A demanda por professores de línguas indígenas tem sido um problema de longa data. Nos últimos anos, mais financiamento foi alocado. O novo governo federal prometeu A$ 14 milhões nos próximos três anos, para trazer professores das Primeiras Nações para cerca de 60 escolas. Em escolas aborígenes remotas, como One Arm Point, o financiamento poderia ser usado para trazer anciãos e recursos para a escola para manter o idioma.
Os pesquisadores linguísticos também desempenham um papel.

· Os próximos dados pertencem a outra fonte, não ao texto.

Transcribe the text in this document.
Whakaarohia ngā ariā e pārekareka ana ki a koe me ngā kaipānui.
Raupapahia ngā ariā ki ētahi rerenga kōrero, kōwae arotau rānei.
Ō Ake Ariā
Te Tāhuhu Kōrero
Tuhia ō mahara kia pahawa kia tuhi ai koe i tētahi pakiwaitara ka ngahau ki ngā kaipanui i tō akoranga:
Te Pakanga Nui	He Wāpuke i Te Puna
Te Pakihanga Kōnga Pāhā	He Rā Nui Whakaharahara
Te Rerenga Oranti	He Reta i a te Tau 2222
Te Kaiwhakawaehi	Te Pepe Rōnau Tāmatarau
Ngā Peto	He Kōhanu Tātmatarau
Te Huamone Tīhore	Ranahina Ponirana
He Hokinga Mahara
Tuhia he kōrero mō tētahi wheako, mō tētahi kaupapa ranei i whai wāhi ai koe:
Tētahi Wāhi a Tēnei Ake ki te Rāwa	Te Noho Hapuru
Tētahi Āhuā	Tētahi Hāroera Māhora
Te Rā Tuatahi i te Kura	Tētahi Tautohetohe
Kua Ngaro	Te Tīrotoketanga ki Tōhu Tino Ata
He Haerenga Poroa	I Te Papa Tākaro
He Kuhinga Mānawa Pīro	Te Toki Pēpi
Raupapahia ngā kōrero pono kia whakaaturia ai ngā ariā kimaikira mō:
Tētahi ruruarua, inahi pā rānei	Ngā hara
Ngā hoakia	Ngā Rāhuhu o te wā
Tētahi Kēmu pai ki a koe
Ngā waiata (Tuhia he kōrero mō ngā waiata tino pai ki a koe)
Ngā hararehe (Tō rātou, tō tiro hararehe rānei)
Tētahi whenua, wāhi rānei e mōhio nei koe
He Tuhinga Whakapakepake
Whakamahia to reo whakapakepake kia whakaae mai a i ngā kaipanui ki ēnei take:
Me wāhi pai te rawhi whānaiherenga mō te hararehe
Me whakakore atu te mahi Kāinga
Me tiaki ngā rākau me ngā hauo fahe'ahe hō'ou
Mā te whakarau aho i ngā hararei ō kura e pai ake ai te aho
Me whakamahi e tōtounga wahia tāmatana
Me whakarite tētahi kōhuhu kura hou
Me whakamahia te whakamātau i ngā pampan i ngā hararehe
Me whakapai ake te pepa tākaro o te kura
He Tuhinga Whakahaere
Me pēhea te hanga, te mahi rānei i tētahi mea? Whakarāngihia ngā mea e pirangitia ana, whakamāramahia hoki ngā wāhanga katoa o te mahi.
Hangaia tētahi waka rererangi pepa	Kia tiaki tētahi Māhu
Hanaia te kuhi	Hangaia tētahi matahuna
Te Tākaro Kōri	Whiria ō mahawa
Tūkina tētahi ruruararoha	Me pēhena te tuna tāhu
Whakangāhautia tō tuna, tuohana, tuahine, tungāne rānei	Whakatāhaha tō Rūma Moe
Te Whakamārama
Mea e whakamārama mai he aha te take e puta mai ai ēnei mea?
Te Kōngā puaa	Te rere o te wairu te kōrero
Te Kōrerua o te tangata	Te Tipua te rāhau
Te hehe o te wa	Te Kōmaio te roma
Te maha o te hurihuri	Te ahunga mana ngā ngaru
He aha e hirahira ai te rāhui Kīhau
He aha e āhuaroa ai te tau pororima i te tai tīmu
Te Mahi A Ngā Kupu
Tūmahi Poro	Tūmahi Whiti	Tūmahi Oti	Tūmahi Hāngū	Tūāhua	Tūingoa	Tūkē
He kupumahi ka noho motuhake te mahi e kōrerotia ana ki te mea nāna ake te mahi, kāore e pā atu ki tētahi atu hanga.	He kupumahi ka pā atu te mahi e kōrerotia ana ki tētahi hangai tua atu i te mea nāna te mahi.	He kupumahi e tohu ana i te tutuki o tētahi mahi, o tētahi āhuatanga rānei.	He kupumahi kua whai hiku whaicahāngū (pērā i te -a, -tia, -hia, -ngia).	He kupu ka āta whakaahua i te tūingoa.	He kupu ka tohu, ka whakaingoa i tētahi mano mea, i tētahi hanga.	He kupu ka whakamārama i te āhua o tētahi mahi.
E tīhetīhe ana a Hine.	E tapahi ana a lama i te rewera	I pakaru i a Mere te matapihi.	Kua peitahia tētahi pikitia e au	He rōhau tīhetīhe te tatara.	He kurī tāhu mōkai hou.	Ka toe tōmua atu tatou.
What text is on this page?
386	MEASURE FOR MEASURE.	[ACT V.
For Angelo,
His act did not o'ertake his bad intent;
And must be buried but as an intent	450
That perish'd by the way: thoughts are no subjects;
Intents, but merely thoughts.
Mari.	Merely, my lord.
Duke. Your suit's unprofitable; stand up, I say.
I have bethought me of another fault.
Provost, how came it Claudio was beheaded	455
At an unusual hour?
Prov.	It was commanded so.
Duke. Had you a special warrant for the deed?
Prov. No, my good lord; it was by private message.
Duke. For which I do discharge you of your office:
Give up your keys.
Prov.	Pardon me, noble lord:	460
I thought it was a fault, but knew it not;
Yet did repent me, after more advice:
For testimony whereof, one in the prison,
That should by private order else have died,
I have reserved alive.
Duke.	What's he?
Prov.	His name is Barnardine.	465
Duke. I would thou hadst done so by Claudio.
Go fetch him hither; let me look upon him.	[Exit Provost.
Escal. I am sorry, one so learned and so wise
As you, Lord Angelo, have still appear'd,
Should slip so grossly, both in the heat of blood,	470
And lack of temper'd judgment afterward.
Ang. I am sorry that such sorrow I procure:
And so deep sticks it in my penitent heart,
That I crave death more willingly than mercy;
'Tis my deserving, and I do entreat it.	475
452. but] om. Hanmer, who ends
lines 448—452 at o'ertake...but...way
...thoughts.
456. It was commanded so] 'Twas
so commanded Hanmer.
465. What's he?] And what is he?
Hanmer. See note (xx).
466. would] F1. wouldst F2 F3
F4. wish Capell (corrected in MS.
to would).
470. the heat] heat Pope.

Em colaboração com escolas locais, queremos trabalhar com professores e alunos para pesquisar a situação das línguas indígenas e maneiras de ampliar seu uso para protegê-las de serem perdidas.
Também queremos ver como o inglês aborígene e o criol, além de usar mais de um idioma, podem ser mais valorizados na sala de aula.
Uma maior consciência trará – esperançosamente – maior ação. Assista esse espaço. Assista esta década.